Syrah also plays an important component in the canonical Southern Rhône blends based on Grenache, Syrah and Mourvèdre, adding color, depth, complexity and structure to the mix. Today these blends have become well-appreciated from key appellations of the New World, namely Australia, California and increasingly, with praise, from Washington.

Tasting Notes for Syrah

Syrah is a dry, red wine that typically shows aromas and flavors of purple fruits, fragrant violets, baking spice and even bacon, smoke or black olive. In Australia, where it goes under the name Shiraz, it produces deep, dark, intense and often, jammy reds. While Northern Rhône examples are typically less fruity and more earthy, California appears increasingly capable of either style.

Perfect Food Pairings for Syrah

Flavorful Moroccan-spiced lamb, grilled meats, spareribs and hard, aged cheeses are perfect with Syrah. Blue cheeses are perfect with a dense and fruit-driven Australian Shiraz.

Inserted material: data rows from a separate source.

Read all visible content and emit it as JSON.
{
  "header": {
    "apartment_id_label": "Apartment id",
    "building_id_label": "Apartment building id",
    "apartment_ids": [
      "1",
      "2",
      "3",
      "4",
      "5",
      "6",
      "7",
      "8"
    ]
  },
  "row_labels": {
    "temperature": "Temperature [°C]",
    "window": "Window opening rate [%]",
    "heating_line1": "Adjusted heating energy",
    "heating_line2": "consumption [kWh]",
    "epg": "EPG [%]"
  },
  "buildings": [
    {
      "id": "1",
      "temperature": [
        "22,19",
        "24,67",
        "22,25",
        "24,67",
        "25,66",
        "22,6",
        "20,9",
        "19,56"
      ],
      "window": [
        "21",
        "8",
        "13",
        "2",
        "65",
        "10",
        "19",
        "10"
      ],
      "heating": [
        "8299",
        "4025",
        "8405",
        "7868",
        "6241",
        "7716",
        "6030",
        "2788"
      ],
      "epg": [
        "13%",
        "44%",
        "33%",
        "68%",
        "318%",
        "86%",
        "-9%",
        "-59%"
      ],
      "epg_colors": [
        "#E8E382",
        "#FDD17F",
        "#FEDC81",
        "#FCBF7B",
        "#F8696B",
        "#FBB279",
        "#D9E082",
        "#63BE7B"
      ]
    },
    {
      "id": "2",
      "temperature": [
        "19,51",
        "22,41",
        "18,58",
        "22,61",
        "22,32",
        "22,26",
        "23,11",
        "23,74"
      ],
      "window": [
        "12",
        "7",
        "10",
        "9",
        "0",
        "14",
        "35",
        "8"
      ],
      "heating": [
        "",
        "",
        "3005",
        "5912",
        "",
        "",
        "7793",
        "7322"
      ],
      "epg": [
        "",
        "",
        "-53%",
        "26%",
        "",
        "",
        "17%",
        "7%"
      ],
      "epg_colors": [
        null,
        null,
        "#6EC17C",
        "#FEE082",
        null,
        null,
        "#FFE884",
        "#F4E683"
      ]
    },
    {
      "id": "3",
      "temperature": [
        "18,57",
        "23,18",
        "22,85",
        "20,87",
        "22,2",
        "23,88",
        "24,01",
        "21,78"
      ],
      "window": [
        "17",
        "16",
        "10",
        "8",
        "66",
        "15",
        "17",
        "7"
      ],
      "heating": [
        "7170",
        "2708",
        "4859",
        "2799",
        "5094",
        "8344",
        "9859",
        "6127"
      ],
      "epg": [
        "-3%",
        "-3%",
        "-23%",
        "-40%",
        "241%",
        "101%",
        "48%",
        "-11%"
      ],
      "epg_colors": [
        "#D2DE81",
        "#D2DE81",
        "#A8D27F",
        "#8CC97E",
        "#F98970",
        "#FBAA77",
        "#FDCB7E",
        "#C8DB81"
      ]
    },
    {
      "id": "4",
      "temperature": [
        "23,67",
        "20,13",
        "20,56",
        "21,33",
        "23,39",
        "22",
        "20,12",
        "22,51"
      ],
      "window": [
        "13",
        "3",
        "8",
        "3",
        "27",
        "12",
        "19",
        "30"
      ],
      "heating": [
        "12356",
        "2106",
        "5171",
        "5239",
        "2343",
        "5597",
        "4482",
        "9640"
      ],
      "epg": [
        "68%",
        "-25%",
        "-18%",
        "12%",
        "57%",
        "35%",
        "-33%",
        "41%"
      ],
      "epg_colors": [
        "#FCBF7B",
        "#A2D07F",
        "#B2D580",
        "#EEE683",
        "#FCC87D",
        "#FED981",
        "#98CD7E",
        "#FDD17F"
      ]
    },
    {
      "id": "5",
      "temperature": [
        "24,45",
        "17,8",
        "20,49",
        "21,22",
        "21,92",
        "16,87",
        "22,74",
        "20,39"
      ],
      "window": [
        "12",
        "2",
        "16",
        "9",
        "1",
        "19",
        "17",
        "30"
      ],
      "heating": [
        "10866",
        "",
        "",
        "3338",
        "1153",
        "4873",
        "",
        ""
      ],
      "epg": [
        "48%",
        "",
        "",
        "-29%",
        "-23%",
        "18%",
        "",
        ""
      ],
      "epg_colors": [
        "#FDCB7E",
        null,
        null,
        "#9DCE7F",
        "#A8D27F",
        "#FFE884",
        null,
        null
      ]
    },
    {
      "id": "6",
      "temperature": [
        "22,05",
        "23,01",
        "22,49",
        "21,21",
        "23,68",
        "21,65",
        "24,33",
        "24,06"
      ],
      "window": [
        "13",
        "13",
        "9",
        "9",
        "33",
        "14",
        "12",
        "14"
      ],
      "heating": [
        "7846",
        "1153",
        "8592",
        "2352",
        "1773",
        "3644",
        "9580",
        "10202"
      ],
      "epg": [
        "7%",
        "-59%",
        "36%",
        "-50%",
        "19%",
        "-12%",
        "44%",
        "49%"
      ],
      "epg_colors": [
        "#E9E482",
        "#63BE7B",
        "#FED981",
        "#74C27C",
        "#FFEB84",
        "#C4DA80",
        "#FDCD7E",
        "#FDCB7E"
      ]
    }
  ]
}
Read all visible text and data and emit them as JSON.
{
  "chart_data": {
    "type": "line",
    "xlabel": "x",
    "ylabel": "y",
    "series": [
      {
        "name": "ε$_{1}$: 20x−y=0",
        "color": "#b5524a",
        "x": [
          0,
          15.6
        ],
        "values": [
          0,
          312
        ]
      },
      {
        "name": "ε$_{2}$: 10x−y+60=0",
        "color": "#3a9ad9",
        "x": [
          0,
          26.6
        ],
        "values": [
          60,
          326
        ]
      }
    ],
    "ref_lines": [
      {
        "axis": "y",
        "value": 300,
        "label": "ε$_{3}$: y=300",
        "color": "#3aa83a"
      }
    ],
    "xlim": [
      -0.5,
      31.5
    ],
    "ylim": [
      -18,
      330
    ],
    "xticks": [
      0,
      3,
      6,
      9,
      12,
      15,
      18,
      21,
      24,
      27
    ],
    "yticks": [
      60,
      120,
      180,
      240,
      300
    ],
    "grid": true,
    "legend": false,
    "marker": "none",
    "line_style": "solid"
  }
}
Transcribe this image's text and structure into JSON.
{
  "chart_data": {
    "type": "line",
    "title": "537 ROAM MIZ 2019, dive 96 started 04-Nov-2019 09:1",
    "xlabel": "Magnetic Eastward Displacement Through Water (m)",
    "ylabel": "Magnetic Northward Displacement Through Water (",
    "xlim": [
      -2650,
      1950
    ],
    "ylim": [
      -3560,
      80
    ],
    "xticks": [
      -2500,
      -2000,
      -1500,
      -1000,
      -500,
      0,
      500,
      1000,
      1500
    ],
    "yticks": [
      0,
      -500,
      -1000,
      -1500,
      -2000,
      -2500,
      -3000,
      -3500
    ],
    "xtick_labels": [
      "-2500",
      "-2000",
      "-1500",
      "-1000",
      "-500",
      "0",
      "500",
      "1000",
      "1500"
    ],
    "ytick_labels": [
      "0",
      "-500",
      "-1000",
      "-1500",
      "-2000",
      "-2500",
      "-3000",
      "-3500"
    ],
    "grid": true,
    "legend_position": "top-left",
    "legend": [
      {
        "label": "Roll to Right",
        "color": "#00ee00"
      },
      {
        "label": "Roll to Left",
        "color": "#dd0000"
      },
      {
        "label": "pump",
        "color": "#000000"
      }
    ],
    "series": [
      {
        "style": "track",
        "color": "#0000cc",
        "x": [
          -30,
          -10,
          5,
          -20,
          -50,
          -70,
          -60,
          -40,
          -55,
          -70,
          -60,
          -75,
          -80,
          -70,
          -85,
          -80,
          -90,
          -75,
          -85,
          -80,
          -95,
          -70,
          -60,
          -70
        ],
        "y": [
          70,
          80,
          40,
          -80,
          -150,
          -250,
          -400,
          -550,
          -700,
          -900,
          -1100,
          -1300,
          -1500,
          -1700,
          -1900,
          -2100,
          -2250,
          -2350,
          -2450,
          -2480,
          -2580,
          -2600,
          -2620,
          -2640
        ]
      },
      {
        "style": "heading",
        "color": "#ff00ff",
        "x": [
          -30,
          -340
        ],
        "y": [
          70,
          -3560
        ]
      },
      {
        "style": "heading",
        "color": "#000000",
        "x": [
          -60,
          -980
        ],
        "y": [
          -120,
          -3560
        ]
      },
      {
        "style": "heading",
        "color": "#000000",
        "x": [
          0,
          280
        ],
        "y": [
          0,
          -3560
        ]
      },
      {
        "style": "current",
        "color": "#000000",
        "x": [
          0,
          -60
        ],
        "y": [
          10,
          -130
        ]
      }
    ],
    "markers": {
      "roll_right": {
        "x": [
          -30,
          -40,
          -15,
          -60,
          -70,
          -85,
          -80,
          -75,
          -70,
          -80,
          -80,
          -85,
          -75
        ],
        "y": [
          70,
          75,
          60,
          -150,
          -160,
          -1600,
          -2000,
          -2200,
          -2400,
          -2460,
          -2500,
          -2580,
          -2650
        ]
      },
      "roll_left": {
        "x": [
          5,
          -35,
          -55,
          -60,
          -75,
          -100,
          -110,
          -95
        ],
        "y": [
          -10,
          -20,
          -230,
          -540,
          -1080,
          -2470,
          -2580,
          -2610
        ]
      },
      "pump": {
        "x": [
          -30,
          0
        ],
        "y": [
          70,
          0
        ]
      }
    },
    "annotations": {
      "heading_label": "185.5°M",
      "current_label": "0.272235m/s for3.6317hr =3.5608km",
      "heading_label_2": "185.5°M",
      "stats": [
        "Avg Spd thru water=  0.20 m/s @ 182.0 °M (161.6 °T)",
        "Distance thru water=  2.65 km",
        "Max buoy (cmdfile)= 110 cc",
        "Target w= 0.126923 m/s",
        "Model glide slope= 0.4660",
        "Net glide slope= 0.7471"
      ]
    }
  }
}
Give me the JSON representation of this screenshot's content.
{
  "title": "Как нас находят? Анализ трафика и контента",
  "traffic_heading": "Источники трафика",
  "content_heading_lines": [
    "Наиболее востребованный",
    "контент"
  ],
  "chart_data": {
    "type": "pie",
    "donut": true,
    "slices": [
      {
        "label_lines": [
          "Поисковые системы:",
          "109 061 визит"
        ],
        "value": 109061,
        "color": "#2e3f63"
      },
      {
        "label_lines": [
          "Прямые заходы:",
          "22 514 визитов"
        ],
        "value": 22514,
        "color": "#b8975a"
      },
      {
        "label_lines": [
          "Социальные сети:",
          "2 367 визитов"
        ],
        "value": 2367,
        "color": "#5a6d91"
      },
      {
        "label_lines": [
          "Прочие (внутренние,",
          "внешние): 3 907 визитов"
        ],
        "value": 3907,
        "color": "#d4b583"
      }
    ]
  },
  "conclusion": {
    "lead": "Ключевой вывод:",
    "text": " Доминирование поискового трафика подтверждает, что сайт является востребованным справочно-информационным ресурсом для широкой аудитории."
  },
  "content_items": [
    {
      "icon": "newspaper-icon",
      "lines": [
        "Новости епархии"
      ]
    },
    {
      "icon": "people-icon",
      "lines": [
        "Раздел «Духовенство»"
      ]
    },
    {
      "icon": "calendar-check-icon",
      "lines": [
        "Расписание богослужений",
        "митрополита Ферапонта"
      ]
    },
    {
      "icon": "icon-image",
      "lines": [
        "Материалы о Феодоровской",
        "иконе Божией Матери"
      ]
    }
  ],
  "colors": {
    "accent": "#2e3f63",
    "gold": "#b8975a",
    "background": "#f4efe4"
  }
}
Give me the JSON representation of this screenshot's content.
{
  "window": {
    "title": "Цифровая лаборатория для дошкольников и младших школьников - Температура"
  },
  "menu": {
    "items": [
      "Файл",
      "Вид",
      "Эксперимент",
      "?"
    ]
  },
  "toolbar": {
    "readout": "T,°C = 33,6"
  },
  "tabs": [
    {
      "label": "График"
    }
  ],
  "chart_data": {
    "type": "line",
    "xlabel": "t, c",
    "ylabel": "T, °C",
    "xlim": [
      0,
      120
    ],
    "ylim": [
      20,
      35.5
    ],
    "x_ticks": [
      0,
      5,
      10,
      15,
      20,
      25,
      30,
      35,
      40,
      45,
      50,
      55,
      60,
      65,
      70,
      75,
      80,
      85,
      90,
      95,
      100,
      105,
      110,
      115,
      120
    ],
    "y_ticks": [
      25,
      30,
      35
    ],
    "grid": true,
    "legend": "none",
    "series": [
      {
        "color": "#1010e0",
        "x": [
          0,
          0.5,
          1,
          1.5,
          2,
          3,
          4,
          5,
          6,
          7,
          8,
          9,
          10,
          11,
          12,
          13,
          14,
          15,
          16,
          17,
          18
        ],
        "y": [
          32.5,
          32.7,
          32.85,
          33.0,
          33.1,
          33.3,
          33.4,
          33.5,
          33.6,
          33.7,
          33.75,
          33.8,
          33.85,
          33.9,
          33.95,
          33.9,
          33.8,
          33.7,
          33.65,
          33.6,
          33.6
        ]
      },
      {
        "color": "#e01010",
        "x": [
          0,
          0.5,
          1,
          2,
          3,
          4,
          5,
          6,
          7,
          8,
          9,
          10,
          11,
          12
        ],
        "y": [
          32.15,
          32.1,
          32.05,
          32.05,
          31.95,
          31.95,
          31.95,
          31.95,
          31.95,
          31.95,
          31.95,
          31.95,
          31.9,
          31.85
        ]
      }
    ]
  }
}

Sommelier Secrets for Syrah

Due to the success of Australian “Shiraz,” winemakers throughout the world have adopted this synonym for Syrah when they have produced a plush and fruit forward wine made in the Australian style. As an aside, Australians are also fond of tempering their fruit-forward Shiraz by blending with Cabernet Sauvignon, which adds depth and structure.